For the study, researchers examined the oscillations of metabolites in skeletal muscle and in blood, as well as gene expression in skeletal muscle after time-restricted feeding. By focusing on the short-term and early effects of time-restricted feeding, the researchers said the goal was to disentangle the signals that govern health from those associated with weight loss.
In the study, 11 men with overweight or obesity were assigned one of two eating protocols for a period of five days, either unrestricted feeding, or eight-hours of time restricted feeding. On the fifth day, samples were taken every four hours for a full day. After a 10-day break, they repeated the experiment following the other eating protocol.

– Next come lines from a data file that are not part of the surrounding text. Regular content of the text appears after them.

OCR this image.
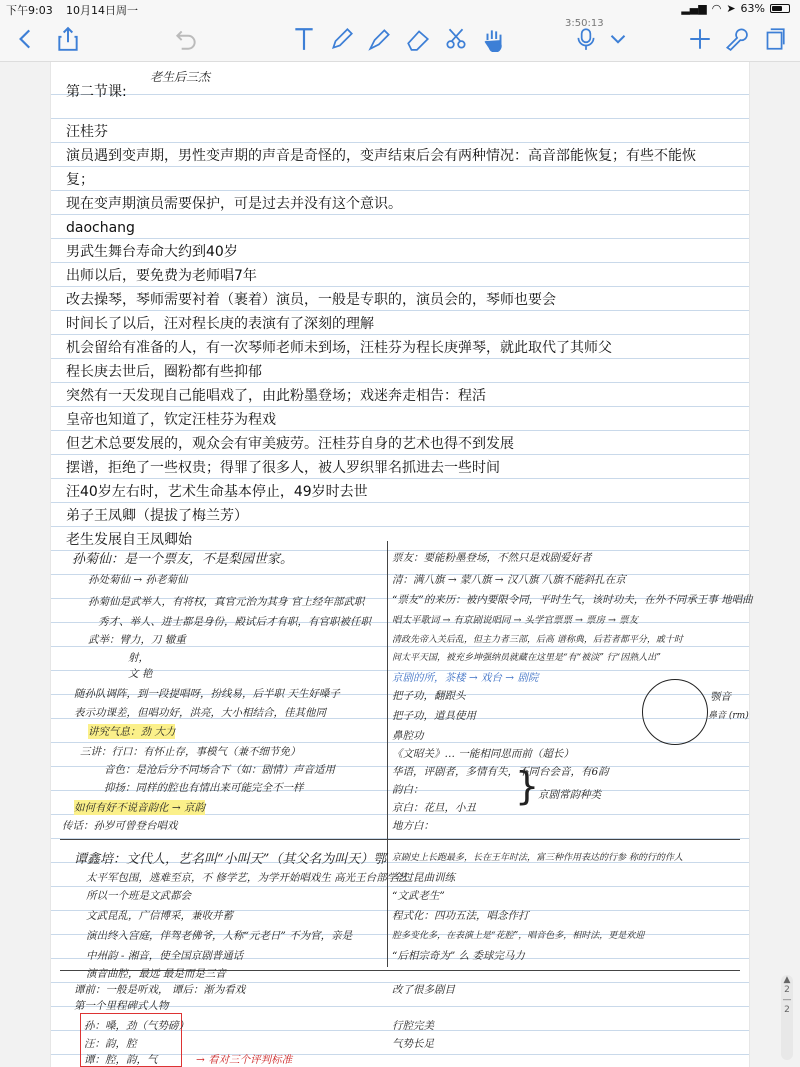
下午9:03 10月14日周一	▂▄▆ ◠ ➤ 63%
3:50:13
老生后三杰
第二节课:
汪桂芬
演员遇到变声期，男性变声期的声音是奇怪的，变声结束后会有两种情况：高音部能恢复；有些不能恢
复；
现在变声期演员需要保护，可是过去并没有这个意识。
daochang
男武生舞台寿命大约到40岁
出师以后，要免费为老师唱7年
改去操琴，琴师需要衬着（裹着）演员，一般是专职的，演员会的，琴师也要会
时间长了以后，汪对程长庚的表演有了深刻的理解
机会留给有准备的人，有一次琴师老师未到场，汪桂芬为程长庚弹琴，就此取代了其师父
程长庚去世后，圈粉都有些抑郁
突然有一天发现自己能唱戏了，由此粉墨登场；戏迷奔走相告：程活
皇帝也知道了，钦定汪桂芬为程戏
但艺术总要发展的，观众会有审美疲劳。汪桂芬自身的艺术也得不到发展
摆谱，拒绝了一些权贵；得罪了很多人，被人罗织罪名抓进去一些时间
汪40岁左右时，艺术生命基本停止，49岁时去世
弟子王凤卿（提拔了梅兰芳）
老生发展自王凤卿始
颚音
鼻音 (rm)
}
京剧常韵种类
孙菊仙：是一个票友，不是梨园世家。
孙处菊仙 → 孙老菊仙
孙菊仙是武举人，有将权，真官元治为其身 官上经年部武职
秀才、举人、进士都是身份，殿试后才有职，有官职被任职
武举：臂力，刀 辙重
射，
文 艳
随孙队调阵，到一段提唱呀，扮线易，后半职 天生好嗓子
表示功课差，但唱功好，洪亮，大小相结合，佳其他同
讲究气息：劲 大力
三讲：行口：有怀止存，事模气（兼不细节免）
音色：是沧后分不同场合下（如：剧情）声音适用
抑扬：同样的腔也有情出来可能完全不一样
如何有好不说音韵化 → 京韵
传话：孙岁可曾登台唱戏
谭鑫培：文代人，艺名叫“小叫天”（其父名为叫天）鄂
太平军包围，逃难至京，不 修学艺，为学开始唱戏生 高光王台部学艺
所以一个班是文武都会
文武昆乱，广信博采，兼收并蓄
演出终入宫庭，伴驾老佛爷，人称“元老日” 不为官，亲是
中州韵 - 湘音，使全国京剧普通话
演音曲腔，最远 最是而是三音
谭前：一般是听戏， 谭后：渐为看戏
第一个里程碑式人物
孙：嗓，劲（气势磅）
汪：韵，腔
谭：腔，韵，气	→ 看对三个评判标准
票友：要能粉墨登场，不然只是戏剧爱好者
清：满八旗 → 蒙八旗 → 汉八旗 八旗不能斜扎在京
“票友”的来历：被内要限令同，平时生气，该时功夫，在外不同承王事 地唱曲
唱太平歌词 → 有京剧说唱同 → 头学官票票 → 票房 → 票友
清政先帝入关后乱，但主力者三部，后高 谱称典，后若者都平分，戚十时
间太平天国，被充乡坤强纳员就藏在这里是“有“被淡” 行“因熟人出”
京剧的所，茶楼 → 戏台 → 剧院
把子功，翻跟头
把子功，道具使用
鼻腔功
《文昭关》… 一能相同思而前（超长）
华语，评剧者，多情有失，不同台会音，有6韵
韵白：
京白：花旦，小丑
地方白：
京剧史上长跑最多，长在王年时法，富三种作用表达的行参 称的行的作人
全过昆曲训练
“文武老生”
程式化：四功五法，唱念作打
腔多变化多，在表演上是“花腔”，唱音色多，相时法，更是欢迎
“后相宗奇为” 么 委球完马力
改了很多剧目
行腔完美
气势长足
▲
2
—
2
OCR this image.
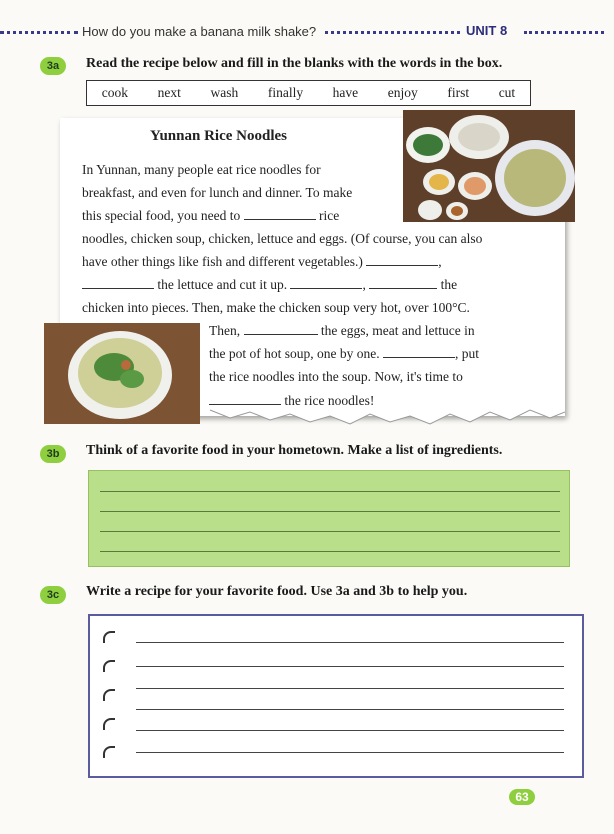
How do you make a banana milk shake?	UNIT 8
3a	Read the recipe below and fill in the blanks with the words in the box.
cook next wash finally have enjoy first cut
Yunnan Rice Noodles
In Yunnan, many people eat rice noodles for
breakfast, and even for lunch and dinner. To make
this special food, you need to	rice
noodles, chicken soup, chicken, lettuce and eggs. (Of course, you can also
have other things like fish and different vegetables.)	,
the lettuce and cut it up.	,	the
chicken into pieces. Then, make the chicken soup very hot, over 100°C.
Then,	the eggs, meat and lettuce in
the pot of hot soup, one by one.	, put
the rice noodles into the soup. Now, it's time to
the rice noodles!
3b	Think of a favorite food in your hometown. Make a list of ingredients.
3c	Write a recipe for your favorite food. Use 3a and 3b to help you.
63
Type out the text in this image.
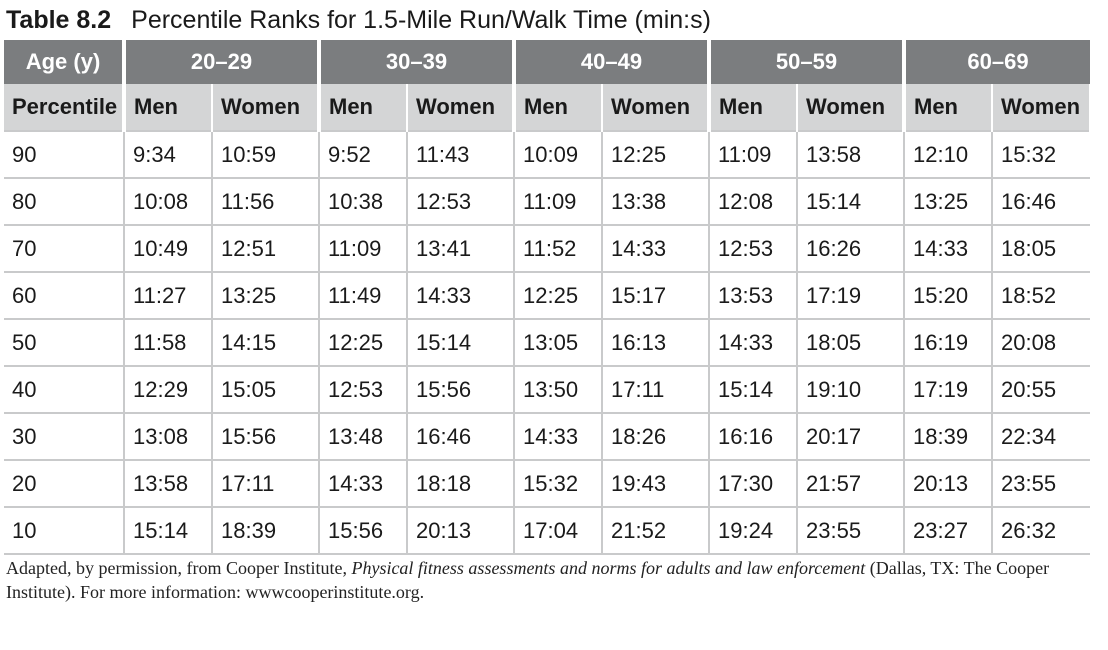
Table 8.2 Percentile Ranks for 1.5-Mile Run/Walk Time (min:s)
Age (y)	20–29		30–39		40–49		50–59		60–69	
Percentile	Men	Women	Men	Women	Men	Women	Men	Women	Men	Women
90	9:34	10:59	9:52	11:43	10:09	12:25	11:09	13:58	12:10	15:32
80	10:08	11:56	10:38	12:53	11:09	13:38	12:08	15:14	13:25	16:46
70	10:49	12:51	11:09	13:41	11:52	14:33	12:53	16:26	14:33	18:05
60	11:27	13:25	11:49	14:33	12:25	15:17	13:53	17:19	15:20	18:52
50	11:58	14:15	12:25	15:14	13:05	16:13	14:33	18:05	16:19	20:08
40	12:29	15:05	12:53	15:56	13:50	17:11	15:14	19:10	17:19	20:55
30	13:08	15:56	13:48	16:46	14:33	18:26	16:16	20:17	18:39	22:34
20	13:58	17:11	14:33	18:18	15:32	19:43	17:30	21:57	20:13	23:55
10	15:14	18:39	15:56	20:13	17:04	21:52	19:24	23:55	23:27	26:32
Adapted, by permission, from Cooper Institute, Physical fitness assessments and norms for adults and law enforcement (Dallas, TX: The Cooper Institute). For more information: wwwcooperinstitute.org.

After each intervention, the team of scientists studied the gene expression in muscles, as well as the profile of metabolites, molecules that are formed through metabolic processes, in the blood and muscles.
They discovered that time-restricted feeding changed the rhythmic concentration of metabolites in blood and muscle. Time-restricted feeding also influenced the rhythmic expression of genes expressed by muscle, particularly those responsible for helping the transport of amino acids, the building blocks of proteins, according to the study.
The researchers also said the study showed that time-restricted feeding did not alter the muscle's core clock, the cell's inbuilt metronome that regulates its daily cycle of activity. The researchers said this suggests that the altered rhythmicity of metabolite and gene expression caused by time-restricted feeding could be responsible for the positive health impact.
"Our findings open new avenues for scientists who are interested in understanding the causal relationship between time-restricted feeding and improved metabolic health,” Juleen Zierath, PhD, corresponding author of the study and professor at the Karolinska Institutet, in a statement. “These insights could help develop new therapies to improve the lives of people who live with obesity.”